Kenyans could accurately remember the Akiwumi report on past election chaos in the Rift Valley, the Mwangale Commission following the murder of J. M. Kariuki in 1975 and of course the Ndungu Commission on land grabbing and the Bosire Commission on the Goldenberg scandal immediately President Kibaki came to power after the 2002 elections.

When Justice Waki presented his report to the Grand Coalition partners in late 2008 as per the Kofi Annan prescription, nobody believed that anything would come out of it except for a little detail.

The good judge advised that the Grand Coalition must set up a local tribunal of international standards to try all suspects of post-election violence within a timeframe or else names of suspects that he withheld from the principals would be handed over to the ICC chief prosecutor by Kofi Annan, the chief mediator.

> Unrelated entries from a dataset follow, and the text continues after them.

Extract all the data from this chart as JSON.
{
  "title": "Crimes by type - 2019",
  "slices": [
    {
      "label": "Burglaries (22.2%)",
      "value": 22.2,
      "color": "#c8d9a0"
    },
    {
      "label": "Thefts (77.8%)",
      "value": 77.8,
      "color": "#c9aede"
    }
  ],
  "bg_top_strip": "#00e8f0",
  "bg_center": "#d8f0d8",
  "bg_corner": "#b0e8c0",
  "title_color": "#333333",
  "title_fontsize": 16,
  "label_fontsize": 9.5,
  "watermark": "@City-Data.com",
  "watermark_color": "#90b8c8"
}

Attempts by Parliament to set up a local tribunal hit a brick wall after several attempts. At that time, there were others—especially suspects, who believed that going for trial in The Hague would not only be fairer but would take much longer.

Some even hinted a period of 90 years! However, when Moreno Ocampo finally got the envelope and a nod from Kofi Annan to proceed with investigations; it finally dawned on the suspects that the Argentinean prosecutor was no pushover and was not as inefficient as others thought. He took the Kenyan case with gusto promising to make Kenya an example to the world that crimes against humanity don’t pay in the long run.

For many months, Kenyans debated with each other who they thought might be on the list. Ironically most Kenyans knew that Uhuru Kenyatta and William Ruto were on that list since they had been fingered by other human rights groups that had gathered evidence before, during and after the chaos. The two men even went to local courts to get their names expunged from such human rights reports. They were not lucky. The courts threw out their pleas. When Ocampo finally made public the names of the six suspects; Kenyans were shocked at the list.

Whereas they expected William Ruto, former Police Commissioner General Hussein Ali and Uhuru Kenyatta to be on the list, they never expected the Head of the Civil Service and Secretary to the Cabinet, Francis Muthaura, Henry Kosgei, and Minister for Industrialization and KASS radio presenter, Joshua arap Sang to be on the list.

Since then a lot of water has passed under the bridge; some of it not too nice but most of it just downright silly. Many people in high government positions have behaved in a most awkward and embarrassing manner.

A section of the government sympathetic to the Ocampo Six has vilified the ICC and gone to all lengths to discredit it at every available international forum. Suddenly, the same people who opposed setting up a local tribunal had discovered that Kenya was after all a sovereign state that needed to protect its nationals against prosecutions in foreign lands; never mind that in the recent past many Kenyans have been bundled out into Cuba and Uganda to face terrorist charges without anybody raising a finger!

The issue reminds me of what my father used to tell me about a rhino. He told me that a rhino is a very dangerous animal only that it has no sense of sight. It will charge at a perceived enemy based on the scent emanating from the victim. And when it wants to attack, it will run at full speed in a straight line.

And the solace was to know that a rhino never sees you even though it plans to attack you. The best defence would be to shift positions or better still hide behind a tree and it will hit the tree with all its might.

President Kibaki, Kalonzo Musyoka and their team knew that trying to derail the ICC process was an uphill task. They went against all conventional advice and wisdom to have it their way. Even the advice from the Minister for Justice to negotiate a deferral directly with the ICC hit a brick wall.

Now the chickens have come home to roost at a most awkward moment. The ICC has timed its summons of the Ocampo Six to coincide with Kenya’s delegation in New York where it had gone to lobby the membership of the Security Council to give Kenya a deferral even as the French, British and American envoys had sworn that their nations with veto powers would oppose the Kenyan case.

Surely, did we have to go to this length to embarrass ourselves internationally because of our domestic politics?